A state of mind is temporary, but states are integrated into your stage of development. If your developmental stage is still immature, you risk incorporating high spiritual views into childish behavior. So you can accept your state of mind, while working to improve your developmental stage.
This means developing the capacity to stay in relationship to physical sensations whenever threat arises. It’s counterintuitive to stay with, for example, your panic or anxiety. It’s a discipline that takes practice. You don’t need to immediately react to perceived threats. You can learn to tolerate them in the body. This is the edge we walk when bringing practice to life circumstances.
If you want to improve your skills, you must first establish a friendly relationship with where you are. Start where you are. It’s like a map: unless you know your location on the map, it’s useless. Accept your experience while acknowledging the possibility of improvement.
So in order to effectuate change, we have to first accept the situation as is. It’s pointless to push against the norm—as egregious as it may be—without first doing your own work of tolerating what is. You can’t pass off your burdens to someone else.
Freedom
When you can accept whatever arises without struggle, you are approaching freedom. Freedom is an attitude—a way of experiencing things, not a fixed state of mind to achieve.
This is not to say that you won’t have preferences—I will always choose raspberries over durian—but that you are capable of being content whether your wishes are met or unmet.
Rather than working to improve your experience, you can practice accepting things exactly as they are. It doesn’t mean you will always like it. You may hate it.
Acceptance means acknowledging and allowing, at least for a moment, that things are just as they are, like it or not. Freedom is conscious participation in this experience of open awareness and acceptance.

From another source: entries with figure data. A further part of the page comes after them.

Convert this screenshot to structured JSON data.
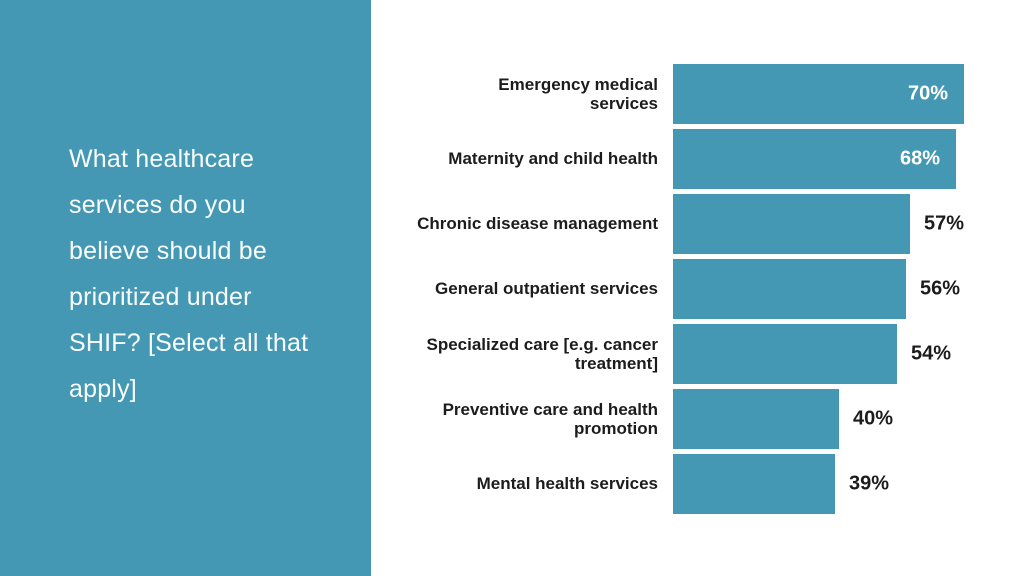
{
  "colors": {
    "accent": "#4598B3",
    "panel_background": "#4598B3",
    "bar_fill": "#4598B3",
    "question_text": "#fafdfd",
    "label_text": "#1c1c1c",
    "value_inside_text": "#ffffff",
    "value_outside_text": "#1c1c1c",
    "slide_background": "#ffffff"
  },
  "panel": {
    "question_full": "What healthcare services do you believe should be prioritized under SHIF? [Select all that apply]",
    "question_lines": [
      "What healthcare",
      "services do you",
      "believe should be",
      "prioritized under",
      "SHIF? [Select all that",
      "apply]"
    ]
  },
  "chart_data": {
    "type": "bar",
    "orientation": "horizontal",
    "title": "",
    "xlabel": "",
    "ylabel": "",
    "axis_hidden": true,
    "grid": false,
    "legend": false,
    "xlim": [
      0,
      70
    ],
    "categories": [
      "Emergency medical services",
      "Maternity and child health",
      "Chronic disease management",
      "General outpatient services",
      "Specialized care [e.g. cancer treatment]",
      "Preventive care and health promotion",
      "Mental health services"
    ],
    "label_lines": [
      [
        "Emergency medical",
        "services"
      ],
      [
        "Maternity and child health"
      ],
      [
        "Chronic disease management"
      ],
      [
        "General outpatient services"
      ],
      [
        "Specialized care [e.g. cancer",
        "treatment]"
      ],
      [
        "Preventive care and health",
        "promotion"
      ],
      [
        "Mental health services"
      ]
    ],
    "values": [
      70,
      68,
      57,
      56,
      54,
      40,
      39
    ],
    "value_labels": [
      "70%",
      "68%",
      "57%",
      "56%",
      "54%",
      "40%",
      "39%"
    ],
    "value_label_inside": [
      true,
      true,
      false,
      false,
      false,
      false,
      false
    ]
  }
}
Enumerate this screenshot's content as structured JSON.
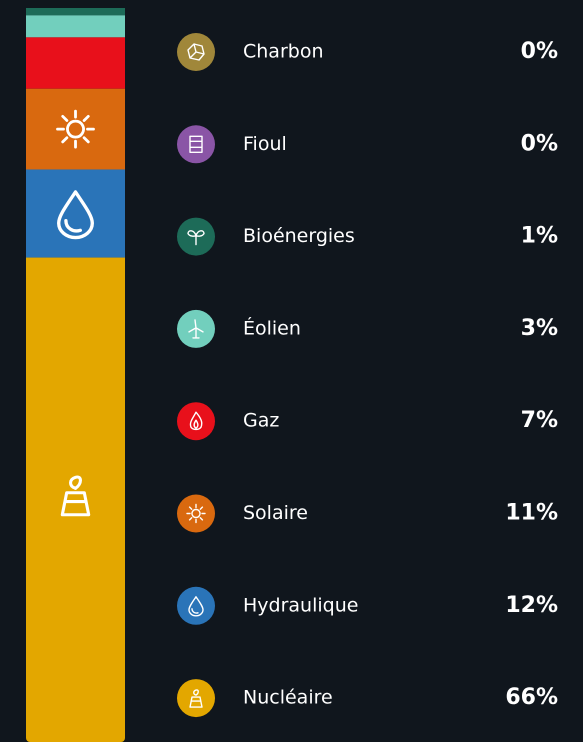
{
  "chart_data": {
    "type": "stacked-bar",
    "categories": [
      "Charbon",
      "Fioul",
      "Bioénergies",
      "Éolien",
      "Gaz",
      "Solaire",
      "Hydraulique",
      "Nucléaire"
    ],
    "values": [
      0,
      0,
      1,
      3,
      7,
      11,
      12,
      66
    ],
    "value_labels": [
      "0%",
      "0%",
      "1%",
      "3%",
      "7%",
      "11%",
      "12%",
      "66%"
    ],
    "colors": [
      "#a0873a",
      "#8a55a6",
      "#1d6b58",
      "#72cfbd",
      "#e8101b",
      "#d9690f",
      "#2a74b8",
      "#e3a700"
    ],
    "ylim": [
      0,
      100
    ]
  }
}
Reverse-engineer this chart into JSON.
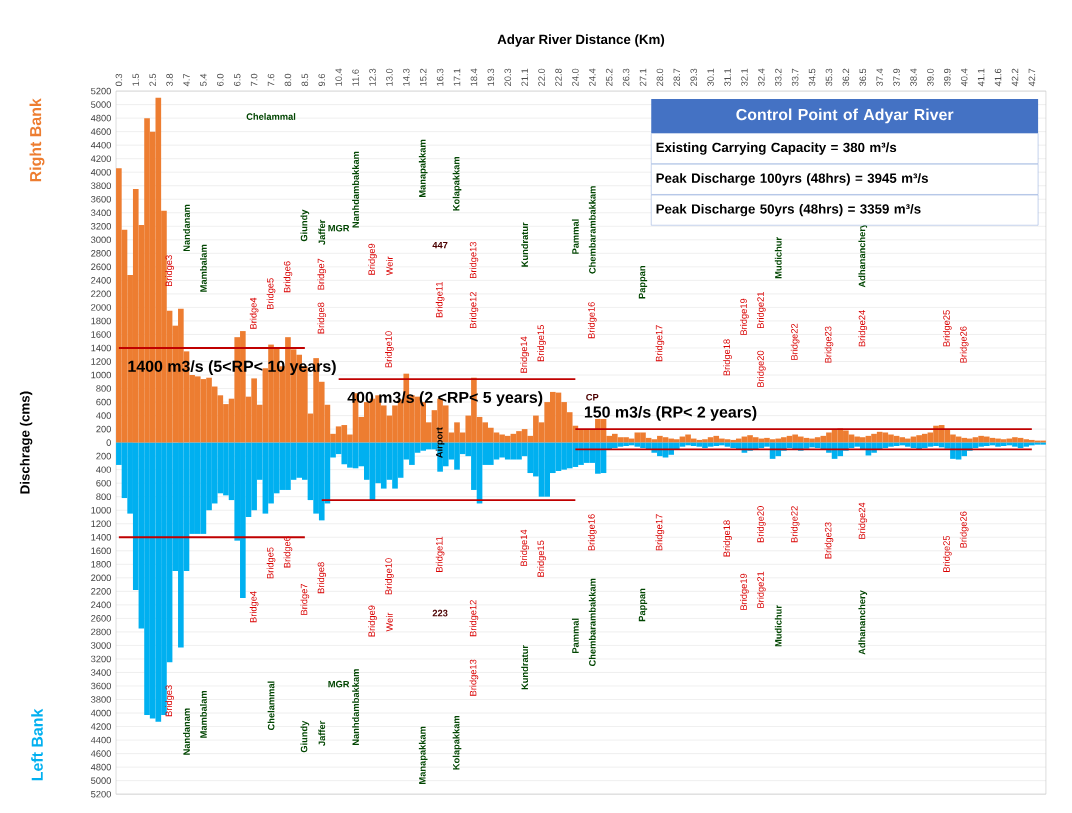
{
  "chart_data": {
    "type": "bar",
    "stacked": true,
    "xlabel": "Adyar River Distance (Km)",
    "ylabel": "Dischrage (cms)",
    "grid": "y",
    "ylim": [
      -5200,
      5200
    ],
    "yticks": [
      {
        "value": -5200,
        "label": "5200"
      },
      {
        "value": -5000,
        "label": "5000"
      },
      {
        "value": -4800,
        "label": "4800"
      },
      {
        "value": -4600,
        "label": "4600"
      },
      {
        "value": -4400,
        "label": "4400"
      },
      {
        "value": -4200,
        "label": "4200"
      },
      {
        "value": -4000,
        "label": "4000"
      },
      {
        "value": -3800,
        "label": "3800"
      },
      {
        "value": -3600,
        "label": "3600"
      },
      {
        "value": -3400,
        "label": "3400"
      },
      {
        "value": -3200,
        "label": "3200"
      },
      {
        "value": -3000,
        "label": "3000"
      },
      {
        "value": -2800,
        "label": "2800"
      },
      {
        "value": -2600,
        "label": "2600"
      },
      {
        "value": -2400,
        "label": "2400"
      },
      {
        "value": -2200,
        "label": "2200"
      },
      {
        "value": -2000,
        "label": "2000"
      },
      {
        "value": -1800,
        "label": "1800"
      },
      {
        "value": -1600,
        "label": "1600"
      },
      {
        "value": -1400,
        "label": "1400"
      },
      {
        "value": -1200,
        "label": "1200"
      },
      {
        "value": -1000,
        "label": "1000"
      },
      {
        "value": -800,
        "label": "800"
      },
      {
        "value": -600,
        "label": "600"
      },
      {
        "value": -400,
        "label": "400"
      },
      {
        "value": -200,
        "label": "200"
      },
      0,
      200,
      400,
      600,
      800,
      1000,
      1200,
      1400,
      1600,
      1800,
      2000,
      2200,
      2400,
      2600,
      2800,
      3000,
      3200,
      3400,
      3600,
      3800,
      4000,
      4200,
      4400,
      4600,
      4800,
      5000,
      5200
    ],
    "categories": [
      "0.3",
      null,
      null,
      "1.5",
      null,
      null,
      "2.5",
      null,
      null,
      "3.8",
      null,
      null,
      "4.7",
      null,
      null,
      "5.4",
      null,
      null,
      "6.0",
      null,
      null,
      "6.5",
      null,
      null,
      "7.0",
      null,
      null,
      "7.6",
      null,
      null,
      "8.0",
      null,
      null,
      "8.5",
      null,
      null,
      "9.6",
      null,
      null,
      "10.4",
      null,
      null,
      "11.6",
      null,
      null,
      "12.3",
      null,
      null,
      "13.0",
      null,
      null,
      "14.3",
      null,
      null,
      "15.2",
      null,
      null,
      "16.3",
      null,
      null,
      "17.1",
      null,
      null,
      "18.4",
      null,
      null,
      "19.3",
      null,
      null,
      "20.3",
      null,
      null,
      "21.1",
      null,
      null,
      "22.0",
      null,
      null,
      "22.8",
      null,
      null,
      "24.0",
      null,
      null,
      "24.4",
      null,
      null,
      "25.2",
      null,
      null,
      "26.3",
      null,
      null,
      "27.1",
      null,
      null,
      "28.0",
      null,
      null,
      "28.7",
      null,
      null,
      "29.3",
      null,
      null,
      "30.1",
      null,
      null,
      "31.1",
      null,
      null,
      "32.1",
      null,
      null,
      "32.4",
      null,
      null,
      "33.2",
      null,
      null,
      "33.7",
      null,
      null,
      "34.5",
      null,
      null,
      "35.3",
      null,
      null,
      "36.2",
      null,
      null,
      "36.5",
      null,
      null,
      "37.4",
      null,
      null,
      "37.9",
      null,
      null,
      "38.4",
      null,
      null,
      "39.0",
      null,
      null,
      "39.9",
      null,
      null,
      "40.4",
      null,
      null,
      "41.1",
      null,
      null,
      "41.6",
      null,
      null,
      "42.2",
      null,
      null,
      "42.7",
      null,
      null
    ],
    "series": [
      {
        "name": "Right Bank",
        "color": "#ed7d31",
        "values": [
          4060,
          3150,
          2480,
          3750,
          3220,
          4800,
          4600,
          5100,
          3430,
          1950,
          1730,
          1980,
          1350,
          1000,
          980,
          940,
          960,
          830,
          700,
          570,
          650,
          1560,
          1650,
          680,
          950,
          560,
          1100,
          1450,
          1400,
          1130,
          1560,
          1380,
          1300,
          1130,
          430,
          1250,
          900,
          560,
          130,
          240,
          260,
          120,
          730,
          380,
          600,
          650,
          700,
          550,
          400,
          550,
          640,
          1020,
          700,
          680,
          600,
          300,
          480,
          650,
          550,
          150,
          300,
          150,
          400,
          960,
          380,
          300,
          220,
          150,
          120,
          100,
          130,
          170,
          200,
          100,
          400,
          300,
          600,
          750,
          740,
          600,
          450,
          250,
          200,
          200,
          200,
          350,
          350,
          100,
          130,
          80,
          80,
          60,
          150,
          150,
          70,
          50,
          100,
          80,
          60,
          50,
          90,
          120,
          60,
          40,
          50,
          80,
          100,
          60,
          50,
          40,
          60,
          90,
          110,
          80,
          60,
          70,
          50,
          60,
          80,
          100,
          120,
          90,
          70,
          60,
          80,
          100,
          150,
          200,
          210,
          180,
          120,
          90,
          80,
          100,
          130,
          160,
          150,
          120,
          100,
          80,
          60,
          90,
          110,
          130,
          150,
          250,
          260,
          200,
          120,
          90,
          70,
          60,
          80,
          100,
          90,
          70,
          60,
          50,
          60,
          80,
          70,
          50,
          40,
          30,
          30
        ]
      },
      {
        "name": "Left Bank",
        "color": "#00b0f0",
        "values": [
          -330,
          -820,
          -1050,
          -2180,
          -2750,
          -4030,
          -4080,
          -4130,
          -4030,
          -3250,
          -1900,
          -3030,
          -1900,
          -1350,
          -1350,
          -1350,
          -1000,
          -900,
          -750,
          -780,
          -850,
          -1450,
          -2300,
          -1100,
          -1000,
          -550,
          -1050,
          -900,
          -750,
          -700,
          -700,
          -550,
          -520,
          -550,
          -850,
          -1050,
          -1150,
          -900,
          -220,
          -170,
          -320,
          -370,
          -380,
          -350,
          -550,
          -850,
          -600,
          -680,
          -550,
          -680,
          -520,
          -250,
          -330,
          -150,
          -120,
          -100,
          -100,
          -430,
          -350,
          -250,
          -400,
          -170,
          -200,
          -700,
          -900,
          -330,
          -330,
          -250,
          -220,
          -250,
          -250,
          -250,
          -200,
          -450,
          -500,
          -800,
          -800,
          -450,
          -420,
          -400,
          -380,
          -360,
          -330,
          -300,
          -300,
          -460,
          -450,
          -100,
          -80,
          -60,
          -50,
          -40,
          -60,
          -80,
          -100,
          -150,
          -200,
          -220,
          -180,
          -100,
          -60,
          -40,
          -50,
          -60,
          -80,
          -60,
          -50,
          -40,
          -60,
          -80,
          -100,
          -150,
          -120,
          -100,
          -80,
          -60,
          -240,
          -200,
          -120,
          -80,
          -100,
          -120,
          -90,
          -70,
          -80,
          -100,
          -150,
          -240,
          -200,
          -120,
          -80,
          -60,
          -100,
          -190,
          -150,
          -100,
          -80,
          -60,
          -50,
          -40,
          -60,
          -80,
          -100,
          -80,
          -60,
          -50,
          -70,
          -90,
          -240,
          -250,
          -200,
          -120,
          -80,
          -60,
          -50,
          -40,
          -60,
          -50,
          -40,
          -60,
          -80,
          -60,
          -40,
          -30,
          -30
        ]
      },
      {
        "type": "line",
        "color": "#c00000",
        "x": [
          "0.3",
          "8.5"
        ],
        "values": [
          1400,
          1400
        ]
      },
      {
        "type": "line",
        "color": "#c00000",
        "x": [
          "0.3",
          "8.5"
        ],
        "values": [
          -1400,
          -1400
        ]
      },
      {
        "type": "line",
        "color": "#c00000",
        "x": [
          "10.4",
          "24.0"
        ],
        "values": [
          940,
          940
        ]
      },
      {
        "type": "line",
        "color": "#c00000",
        "x": [
          "9.6",
          "24.0"
        ],
        "values": [
          -850,
          -850
        ]
      },
      {
        "type": "line",
        "color": "#c00000",
        "x": [
          "24.0",
          "42.7"
        ],
        "values": [
          200,
          200
        ]
      },
      {
        "type": "line",
        "color": "#c00000",
        "x": [
          "24.0",
          "42.7"
        ],
        "values": [
          -100,
          -100
        ]
      }
    ],
    "annotations": [
      "Control Point of Adyar River",
      "Existing Carrying Capacity = 380 m³/s",
      "Peak Discharge 100yrs (48hrs) = 3945 m³/s",
      "Peak Discharge 50yrs (48hrs) = 3359 m³/s",
      "1400 m3/s (5<RP< 10 years)",
      "400 m3/s (2 <RP< 5 years)",
      "150 m3/s (RP< 2 years)",
      "Bridge3",
      "Bridge4",
      "Bridge5",
      "Bridge6",
      "Bridge7",
      "Bridge8",
      "Bridge9",
      "Weir",
      "Bridge10",
      "Bridge11",
      "Bridge12",
      "Bridge13",
      "Bridge14",
      "Bridge15",
      "Bridge16",
      "Bridge17",
      "Bridge18",
      "Bridge19",
      "Bridge20",
      "Bridge21",
      "Bridge22",
      "Bridge23",
      "Bridge24",
      "Bridge25",
      "Bridge26",
      "Chelammal",
      "Nandanam",
      "Mambalam",
      "Giundy",
      "Jaffer",
      "MGR",
      "Nanhdambakkam",
      "Manapakkam",
      "Kolapakkam",
      "Kundratur",
      "Pammal",
      "Chembarambakkam",
      "Pappan",
      "Mudichur",
      "Adhananchery",
      "447",
      "Airport",
      "223",
      "CP",
      "Bridge3",
      "Bridge4",
      "Bridge5",
      "Bridge6",
      "Bridge7",
      "Bridge8",
      "Bridge9",
      "Weir",
      "Bridge10",
      "Bridge11",
      "Bridge12",
      "Bridge13",
      "Bridge14",
      "Bridge15",
      "Bridge16",
      "Bridge17",
      "Bridge18",
      "Bridge19",
      "Bridge20",
      "Bridge21",
      "Bridge22",
      "Bridge23",
      "Bridge24",
      "Bridge25",
      "Bridge26",
      "Nandanam",
      "Mambalam",
      "Chelammal",
      "Giundy",
      "Jaffer",
      "MGR",
      "Nanhdambakkam",
      "Manapakkam",
      "Kolapakkam",
      "Kundratur",
      "Pammal",
      "Chembarambakkam",
      "Pappan",
      "Mudichur",
      "Adhananchery"
    ]
  }
}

THEN, and only then, you can discover the cracks in the system.
Writing Practice: Accepting What Is
Answer the following questions, using the free writing technique. Spend fifteen to thirty minutes with each question.
What situation or event in your life has been the most challenging to accept?
What would it take for you to unconditionally accept your situation as it is right now, without getting what you want, or getting rid of what you don’t want?
How could you give yourself permission to be who you are, just as you are, right now?
How can you accept the unacceptable?